The new Intel Haswell CPUs have been designed to give touchscreen PC users the battery life and graphics they need. If you look at the majority of Windows 8 tablets and laptops, they come with a whole lot of power. However, the battery life on these devices are a true disappointment compared to Android tablets and iPads running ARM.
According to The Verge, new Intel Haswell CPUs will have battery life that is 20 times more efficient than Sandy Bridge, which means a user should get at least 3 extra hours of HD playback. Intel also promises that users would be able to leave their tablet or notebook on sleep mode for a full 10 days on a single charge, but this we have to see.

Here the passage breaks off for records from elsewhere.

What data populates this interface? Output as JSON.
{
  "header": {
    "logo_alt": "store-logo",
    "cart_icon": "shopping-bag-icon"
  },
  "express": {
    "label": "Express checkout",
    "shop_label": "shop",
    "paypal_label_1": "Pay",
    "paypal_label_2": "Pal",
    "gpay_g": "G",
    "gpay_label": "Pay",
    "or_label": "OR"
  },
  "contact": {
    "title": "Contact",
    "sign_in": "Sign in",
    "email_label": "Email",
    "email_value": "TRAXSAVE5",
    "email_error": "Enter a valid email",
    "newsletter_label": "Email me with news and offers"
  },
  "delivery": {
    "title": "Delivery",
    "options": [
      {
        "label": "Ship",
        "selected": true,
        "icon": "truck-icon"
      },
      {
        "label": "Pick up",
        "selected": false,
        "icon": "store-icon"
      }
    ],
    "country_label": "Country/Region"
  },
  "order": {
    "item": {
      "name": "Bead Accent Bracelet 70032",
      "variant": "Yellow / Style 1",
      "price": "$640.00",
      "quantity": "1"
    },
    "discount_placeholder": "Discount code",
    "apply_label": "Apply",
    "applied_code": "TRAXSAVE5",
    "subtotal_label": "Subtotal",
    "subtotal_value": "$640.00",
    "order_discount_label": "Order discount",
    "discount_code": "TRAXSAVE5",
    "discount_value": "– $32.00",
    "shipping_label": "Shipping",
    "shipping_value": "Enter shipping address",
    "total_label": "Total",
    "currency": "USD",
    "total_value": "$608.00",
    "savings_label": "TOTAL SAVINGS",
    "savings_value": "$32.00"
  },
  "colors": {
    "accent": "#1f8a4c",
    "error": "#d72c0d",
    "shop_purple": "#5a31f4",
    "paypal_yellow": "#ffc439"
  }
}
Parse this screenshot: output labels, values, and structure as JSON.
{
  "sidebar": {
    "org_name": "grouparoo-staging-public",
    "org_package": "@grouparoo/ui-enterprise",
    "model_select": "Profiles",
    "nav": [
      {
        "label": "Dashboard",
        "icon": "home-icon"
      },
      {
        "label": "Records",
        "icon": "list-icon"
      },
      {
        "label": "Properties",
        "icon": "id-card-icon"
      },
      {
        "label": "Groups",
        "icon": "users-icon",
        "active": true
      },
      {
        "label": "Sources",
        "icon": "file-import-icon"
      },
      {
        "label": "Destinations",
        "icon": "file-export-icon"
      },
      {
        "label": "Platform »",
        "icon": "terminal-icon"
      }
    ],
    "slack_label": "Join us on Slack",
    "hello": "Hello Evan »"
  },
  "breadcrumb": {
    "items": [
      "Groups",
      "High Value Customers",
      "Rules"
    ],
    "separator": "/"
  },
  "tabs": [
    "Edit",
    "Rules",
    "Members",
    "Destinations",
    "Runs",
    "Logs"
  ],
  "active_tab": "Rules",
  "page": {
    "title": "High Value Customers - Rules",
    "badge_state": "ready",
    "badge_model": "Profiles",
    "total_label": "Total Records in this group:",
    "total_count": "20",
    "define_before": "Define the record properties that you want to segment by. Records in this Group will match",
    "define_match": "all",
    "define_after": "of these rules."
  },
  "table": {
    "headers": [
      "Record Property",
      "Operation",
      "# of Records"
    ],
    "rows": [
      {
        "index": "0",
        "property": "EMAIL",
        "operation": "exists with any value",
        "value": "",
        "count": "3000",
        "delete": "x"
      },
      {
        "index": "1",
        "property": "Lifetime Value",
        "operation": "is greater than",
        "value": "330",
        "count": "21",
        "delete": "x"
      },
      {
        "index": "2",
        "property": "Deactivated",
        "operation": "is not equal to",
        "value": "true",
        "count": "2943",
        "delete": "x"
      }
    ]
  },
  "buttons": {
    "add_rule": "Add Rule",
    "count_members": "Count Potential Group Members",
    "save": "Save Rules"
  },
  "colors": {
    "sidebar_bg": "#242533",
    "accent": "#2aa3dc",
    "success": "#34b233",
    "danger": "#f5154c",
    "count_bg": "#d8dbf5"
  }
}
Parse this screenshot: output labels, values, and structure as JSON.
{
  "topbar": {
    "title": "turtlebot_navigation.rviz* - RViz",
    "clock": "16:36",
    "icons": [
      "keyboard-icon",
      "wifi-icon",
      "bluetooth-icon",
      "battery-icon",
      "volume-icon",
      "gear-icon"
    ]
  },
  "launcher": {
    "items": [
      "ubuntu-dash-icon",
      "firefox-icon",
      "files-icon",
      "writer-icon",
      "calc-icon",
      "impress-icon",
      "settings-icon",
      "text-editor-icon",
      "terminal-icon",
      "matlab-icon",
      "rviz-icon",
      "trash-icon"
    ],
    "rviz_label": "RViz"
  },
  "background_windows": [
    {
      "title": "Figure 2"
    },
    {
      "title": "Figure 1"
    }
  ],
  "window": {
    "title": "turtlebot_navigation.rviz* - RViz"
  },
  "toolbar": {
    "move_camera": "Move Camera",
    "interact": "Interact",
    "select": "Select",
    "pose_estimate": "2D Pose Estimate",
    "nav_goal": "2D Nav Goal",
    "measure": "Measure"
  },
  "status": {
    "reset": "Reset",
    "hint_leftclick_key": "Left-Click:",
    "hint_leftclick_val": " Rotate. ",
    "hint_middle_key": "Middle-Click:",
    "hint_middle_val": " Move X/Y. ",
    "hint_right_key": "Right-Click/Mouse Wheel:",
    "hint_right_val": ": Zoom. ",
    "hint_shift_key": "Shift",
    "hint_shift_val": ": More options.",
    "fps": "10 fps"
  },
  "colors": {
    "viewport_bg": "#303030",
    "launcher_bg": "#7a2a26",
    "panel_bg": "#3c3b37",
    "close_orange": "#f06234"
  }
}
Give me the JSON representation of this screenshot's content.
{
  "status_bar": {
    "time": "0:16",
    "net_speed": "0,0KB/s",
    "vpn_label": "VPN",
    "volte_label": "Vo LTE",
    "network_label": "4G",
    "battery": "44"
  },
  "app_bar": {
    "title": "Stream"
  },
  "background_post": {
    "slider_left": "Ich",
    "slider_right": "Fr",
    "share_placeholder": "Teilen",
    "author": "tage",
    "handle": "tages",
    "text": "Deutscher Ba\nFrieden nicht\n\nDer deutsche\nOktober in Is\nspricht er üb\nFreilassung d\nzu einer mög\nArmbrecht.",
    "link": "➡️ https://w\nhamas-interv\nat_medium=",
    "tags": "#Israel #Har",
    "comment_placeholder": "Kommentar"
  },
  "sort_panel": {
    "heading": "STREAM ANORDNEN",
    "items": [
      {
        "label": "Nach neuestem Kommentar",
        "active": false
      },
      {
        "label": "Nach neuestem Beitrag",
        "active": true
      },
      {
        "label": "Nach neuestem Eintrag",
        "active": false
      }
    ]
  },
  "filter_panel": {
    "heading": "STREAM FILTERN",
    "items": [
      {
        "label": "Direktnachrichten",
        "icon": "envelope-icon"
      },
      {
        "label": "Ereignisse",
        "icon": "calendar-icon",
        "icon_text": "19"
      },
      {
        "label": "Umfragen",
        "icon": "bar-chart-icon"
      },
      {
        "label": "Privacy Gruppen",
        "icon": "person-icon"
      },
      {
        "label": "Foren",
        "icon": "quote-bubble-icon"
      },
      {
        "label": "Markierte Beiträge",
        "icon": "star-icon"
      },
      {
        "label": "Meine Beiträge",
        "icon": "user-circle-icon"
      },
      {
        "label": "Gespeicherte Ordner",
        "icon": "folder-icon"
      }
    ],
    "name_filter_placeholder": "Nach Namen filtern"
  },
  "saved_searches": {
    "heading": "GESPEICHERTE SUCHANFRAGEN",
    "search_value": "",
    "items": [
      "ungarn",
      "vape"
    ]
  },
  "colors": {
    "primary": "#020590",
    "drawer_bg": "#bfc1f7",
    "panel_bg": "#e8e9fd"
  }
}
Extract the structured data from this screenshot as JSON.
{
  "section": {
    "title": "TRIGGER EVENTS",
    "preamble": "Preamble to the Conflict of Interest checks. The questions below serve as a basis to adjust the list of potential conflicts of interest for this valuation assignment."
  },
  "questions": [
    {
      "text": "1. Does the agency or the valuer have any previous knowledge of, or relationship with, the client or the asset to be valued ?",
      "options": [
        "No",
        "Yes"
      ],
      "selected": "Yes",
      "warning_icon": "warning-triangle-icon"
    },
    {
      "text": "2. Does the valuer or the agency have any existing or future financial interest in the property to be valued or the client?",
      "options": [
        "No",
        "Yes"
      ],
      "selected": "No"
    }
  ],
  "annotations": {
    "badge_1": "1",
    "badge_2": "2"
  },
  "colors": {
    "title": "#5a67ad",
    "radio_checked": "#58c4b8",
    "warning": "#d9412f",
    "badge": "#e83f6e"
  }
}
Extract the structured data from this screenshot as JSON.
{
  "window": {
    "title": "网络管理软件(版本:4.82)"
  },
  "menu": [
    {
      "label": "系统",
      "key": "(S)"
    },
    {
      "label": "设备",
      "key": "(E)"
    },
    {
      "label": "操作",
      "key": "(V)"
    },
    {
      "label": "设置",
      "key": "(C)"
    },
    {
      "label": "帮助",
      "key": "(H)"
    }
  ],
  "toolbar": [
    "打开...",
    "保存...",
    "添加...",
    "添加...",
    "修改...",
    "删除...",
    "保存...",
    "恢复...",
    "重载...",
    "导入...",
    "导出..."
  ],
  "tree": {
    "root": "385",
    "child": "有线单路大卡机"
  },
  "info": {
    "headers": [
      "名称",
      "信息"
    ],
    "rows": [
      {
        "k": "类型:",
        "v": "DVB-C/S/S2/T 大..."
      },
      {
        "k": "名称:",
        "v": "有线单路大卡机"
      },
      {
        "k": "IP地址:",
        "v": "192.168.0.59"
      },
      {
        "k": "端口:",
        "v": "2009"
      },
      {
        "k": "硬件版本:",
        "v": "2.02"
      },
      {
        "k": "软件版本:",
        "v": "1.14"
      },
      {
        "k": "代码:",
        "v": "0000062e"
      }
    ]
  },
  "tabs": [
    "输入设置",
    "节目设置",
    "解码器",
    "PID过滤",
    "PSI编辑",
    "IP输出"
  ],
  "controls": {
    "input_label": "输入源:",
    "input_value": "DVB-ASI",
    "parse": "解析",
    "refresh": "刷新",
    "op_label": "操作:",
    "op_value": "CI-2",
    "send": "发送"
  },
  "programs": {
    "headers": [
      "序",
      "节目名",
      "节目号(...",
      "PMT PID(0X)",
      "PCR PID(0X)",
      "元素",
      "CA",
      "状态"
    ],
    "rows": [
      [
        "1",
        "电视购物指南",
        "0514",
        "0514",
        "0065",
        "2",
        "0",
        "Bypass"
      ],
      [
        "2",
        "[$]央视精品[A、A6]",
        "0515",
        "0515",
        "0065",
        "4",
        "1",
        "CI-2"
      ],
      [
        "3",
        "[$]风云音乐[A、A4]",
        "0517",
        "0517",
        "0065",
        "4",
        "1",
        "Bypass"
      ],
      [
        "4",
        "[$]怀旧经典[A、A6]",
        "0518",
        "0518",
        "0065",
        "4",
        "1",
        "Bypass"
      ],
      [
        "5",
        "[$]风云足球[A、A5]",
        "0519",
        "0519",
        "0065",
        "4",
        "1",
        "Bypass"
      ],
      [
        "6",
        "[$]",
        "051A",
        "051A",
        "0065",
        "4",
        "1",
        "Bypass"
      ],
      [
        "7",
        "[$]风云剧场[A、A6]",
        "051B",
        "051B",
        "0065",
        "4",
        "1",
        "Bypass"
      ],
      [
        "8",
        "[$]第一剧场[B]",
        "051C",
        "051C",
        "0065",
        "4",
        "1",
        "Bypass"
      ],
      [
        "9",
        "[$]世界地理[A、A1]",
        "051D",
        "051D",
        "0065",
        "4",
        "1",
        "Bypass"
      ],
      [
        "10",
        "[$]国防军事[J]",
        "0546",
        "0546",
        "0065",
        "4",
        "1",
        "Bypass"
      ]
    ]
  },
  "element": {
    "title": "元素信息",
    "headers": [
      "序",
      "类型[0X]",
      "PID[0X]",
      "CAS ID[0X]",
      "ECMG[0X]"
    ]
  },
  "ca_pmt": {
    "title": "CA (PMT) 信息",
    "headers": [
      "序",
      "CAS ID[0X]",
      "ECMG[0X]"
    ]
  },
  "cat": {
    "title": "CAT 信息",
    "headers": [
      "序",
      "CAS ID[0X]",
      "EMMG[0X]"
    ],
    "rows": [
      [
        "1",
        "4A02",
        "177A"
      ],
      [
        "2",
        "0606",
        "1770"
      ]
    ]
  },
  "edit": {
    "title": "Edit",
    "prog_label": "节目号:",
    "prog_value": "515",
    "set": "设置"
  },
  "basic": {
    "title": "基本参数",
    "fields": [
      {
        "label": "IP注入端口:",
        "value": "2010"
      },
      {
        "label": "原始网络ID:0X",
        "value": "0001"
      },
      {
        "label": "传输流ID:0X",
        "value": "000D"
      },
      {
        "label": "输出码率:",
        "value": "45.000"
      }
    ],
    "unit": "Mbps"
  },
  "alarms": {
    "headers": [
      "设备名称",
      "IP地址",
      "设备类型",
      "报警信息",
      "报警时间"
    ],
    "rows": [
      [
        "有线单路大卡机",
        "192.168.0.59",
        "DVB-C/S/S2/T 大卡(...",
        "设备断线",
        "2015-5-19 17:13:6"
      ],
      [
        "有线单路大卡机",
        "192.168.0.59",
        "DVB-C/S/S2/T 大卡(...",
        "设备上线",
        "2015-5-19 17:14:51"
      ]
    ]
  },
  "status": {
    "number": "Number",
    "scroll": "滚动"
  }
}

Intel didn't only focus on increasing battery life. The company went ahead and also increased its GPU powers. Intel 4th gen core processors will come pre-packed with the company's HD Graphics 5000 GPU that is similar to NVIDIA's GTX 650M. According to The Verge, "it manages 37 frames per second on average in Tomb Raider at 1366 x 768 and medium, 60FPS in Call of Duty: Modern Warfare 3 at 1080p and medium, and only falls a little short with BioShock Infinite at 27FPS at 1366 x 768 and low."
With these low-powered processors from Intel, users can expect to see thinner devices. We already have an idea of what Haswell devices could look like with the newly announced Razer Blade gaming laptop, a machine that took the crown of being the thinnest gaming laptop of all time. It is pretty incredible when you take into consideration that the Razer Blade is powered by a fast Intel Haswell processor, and NVIDIA's GeForce GTX 765M GPU.
Windows 8 tablet devices won't require that amount of power, so they have the potential to be a lot thinner and we could be finally on the verge of seeing a super-thin Microsoft Surface tablet with really great battery life.
Intel could have finally found a way to compete with ARM where battery life is concerned, but what about price? If tablets with Intel Haswell at the core are unable to hit the $399 price point, everything mentioned here could be for naught.